Digital Corps Director Brandon Smith said that students learning their strengths is only step one of a longer process.
“I think step one is an awareness piece, and step two is implementation,” he said. “How do you take what you’ve learned and improve your work, your engagement at work, and improve your satisfaction with work?”
The Digital Corps was chosen for this initiative’s first year because of staff’s willingness to engage in new projects and ideas. Smith, along with other staff, are “happy to be on the cutting edge of new ideas, new approaches, new technologies, so [the Digital Corps is] a good fit in that regard.”
Smith attributes the initiative’s current success to the widespread comradery at the Corps. “When you’ve got a team that cares so much about each other, they want to help each other leverage their strengths,” he said. Corps students and staff want to “understand each other’s strengths, and they enjoy getting to know each other talking about each other’s strengths.”
After the workshop, the Corps has been working to integrate strengths into daily conversation. For example, the Communication Team got to know each other’s strengths in a team meeting by writing about fellow team member and exploring how they use one of their top five strengths in the workplace. This exercise allowed members of the Communication Team to familiarize themselves with each other’s strengths and grow to appreciate them on a deeper level.
The most common strength among Corps students and staff is Futuristic, with 29.5% of Corps employees having it somewhere in their top five. People with the Futuristic strength draw inspiration from the future and its possibilities, which aligns with one of our Corps values of preparing students for the professional workplace.
Digital Corps staff, masters, and graduate assistants received extra strengths training a month after the workshop.

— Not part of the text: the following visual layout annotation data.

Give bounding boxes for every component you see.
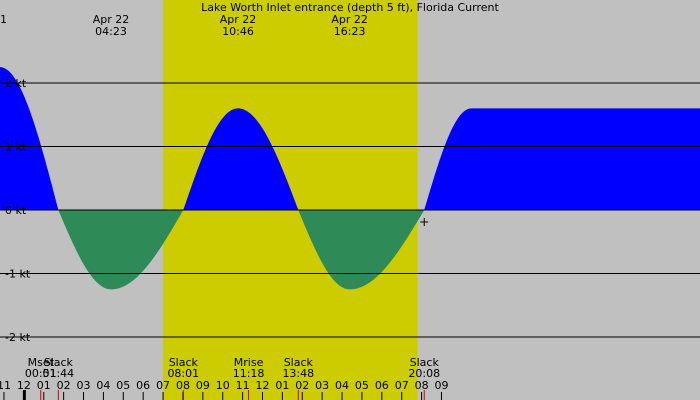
hour-tick-label: 08: [415, 379, 429, 392]
hour-tick-label: 05: [116, 379, 130, 392]
hour-tick-label: 03: [315, 379, 329, 392]
hour-tick-label: 03: [77, 379, 91, 392]
hour-tick-label: 07: [395, 379, 409, 392]
hour-tick-label: 01: [37, 379, 51, 392]
event-name-label: Mset: [28, 356, 55, 369]
hour-tick-label: 07: [156, 379, 170, 392]
hour-tick-label: 08: [176, 379, 190, 392]
hour-tick-label: 06: [136, 379, 150, 392]
event-time-label: 13:48: [282, 367, 314, 380]
hour-axis: 11 12 01 02 03 04 05 06 07 08 09 10 11 12 01 02 03 04 05 06…: [0, 379, 448, 400]
y-tick-label: -2 kt: [5, 331, 31, 344]
event-name-label: Mrise: [234, 356, 264, 369]
event-time-label: 08:01: [167, 367, 199, 380]
hour-tick-label: 05: [355, 379, 369, 392]
y-tick-label: 2 kt: [5, 77, 27, 90]
hour-tick-label: 09: [196, 379, 210, 392]
ebb-area-3: [298, 209, 424, 290]
edge-label: 1: [0, 13, 7, 26]
hour-tick-label: 02: [57, 379, 71, 392]
event-time-label: 01:44: [42, 367, 74, 380]
hour-tick-label: 02: [295, 379, 309, 392]
hour-tick-label: 01: [275, 379, 289, 392]
hour-tick-label: 04: [96, 379, 110, 392]
hour-tick-label: 11: [236, 379, 250, 392]
current-areas: [0, 67, 700, 290]
event-labels: Mset00:51Slack01:44Slack08:01Mrise11:18S…: [25, 356, 440, 400]
hour-tick-label: 12: [256, 379, 270, 392]
peak-time-label: 16:23: [334, 25, 366, 38]
peak-date-label: Apr 22: [220, 13, 257, 26]
midnight-marker: [22, 390, 26, 400]
ebb-area-1: [58, 208, 183, 290]
hour-tick-label: 12: [17, 379, 31, 392]
hour-tick-label: 11: [0, 379, 11, 392]
event-name-label: Slack: [284, 356, 314, 369]
peak-date-label: Apr 22: [93, 13, 130, 26]
y-tick-label: 0 kt: [5, 204, 27, 217]
event-time-label: 11:18: [233, 367, 265, 380]
flood-area-0: [0, 67, 58, 210]
speed-gridlines: 2 kt 1 kt 0 kt -1 kt -2 kt: [0, 77, 700, 344]
hour-tick-label: 09: [434, 379, 448, 392]
event-time-label: 20:08: [408, 367, 440, 380]
event-name-label: Slack: [410, 356, 440, 369]
event-time-label: 00:51: [25, 367, 57, 380]
chart-title: Lake Worth Inlet entrance (depth 5 ft), …: [201, 1, 499, 14]
current-time-marker: [420, 218, 429, 226]
y-tick-label: 1 kt: [5, 141, 27, 154]
peak-time-label: 10:46: [222, 25, 254, 38]
hour-tick-label: 04: [335, 379, 349, 392]
peak-date-label: Apr 22: [331, 13, 368, 26]
event-name-label: Slack: [44, 356, 74, 369]
y-tick-label: -1 kt: [5, 268, 31, 281]
event-name-label: Slack: [169, 356, 199, 369]
flood-area-4: [424, 108, 700, 211]
hour-tick-label: 06: [375, 379, 389, 392]
peak-time-label: 04:23: [95, 25, 127, 38]
flood-area-2: [183, 108, 298, 211]
hour-tick-label: 10: [216, 379, 230, 392]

Communication Master Addison Paul has enjoyed learning about her peers’ strengths.
“As a master and a JPM, I try my best to help people feel comfortable and supported and knowing that people value those skills in the workplace makes me happy to bring them into projects every day,” said Paul.
Much like Paul, Project Management Specialist Drew Wiltberger thinks that it is important to know what motivates the people on projects he manages.
“A large part of my job as a project manager is making sure people are still motivated to do their job,” he said. “To know what motivates them inherently on an individual level is something that I think would be really beneficial to me.”
According to Charity Coffman, Assistant Director at the Digital Corps and Ball State U Have Talent Ambassador, the long-term goal of the Ball State U Have Talent initiative is to spread leadership throughout campus and help students build upon their skills. Coffman says the goals of the ambassadors are to “build up a culture where we can have a common vocabulary and a common focus” throughout the University.
While this is only the program’s first year, Coffman hopes that it will continue to grow, giving students the proper resources they need to better connect with their strengths, such as working with career coaches that have this training. She also wants to integrate strengths into the Corps’ identity, much like our seven Corps values.
The Digital Corps is looking forward to taking part in the growth and development of the Ball State U Have Talent initiative. Students have valued learning about their peers’ talents and motivations. Staff hopes to bring current and future Corps employees closer to their strengths and cultivate a workplace culture of celebrating success.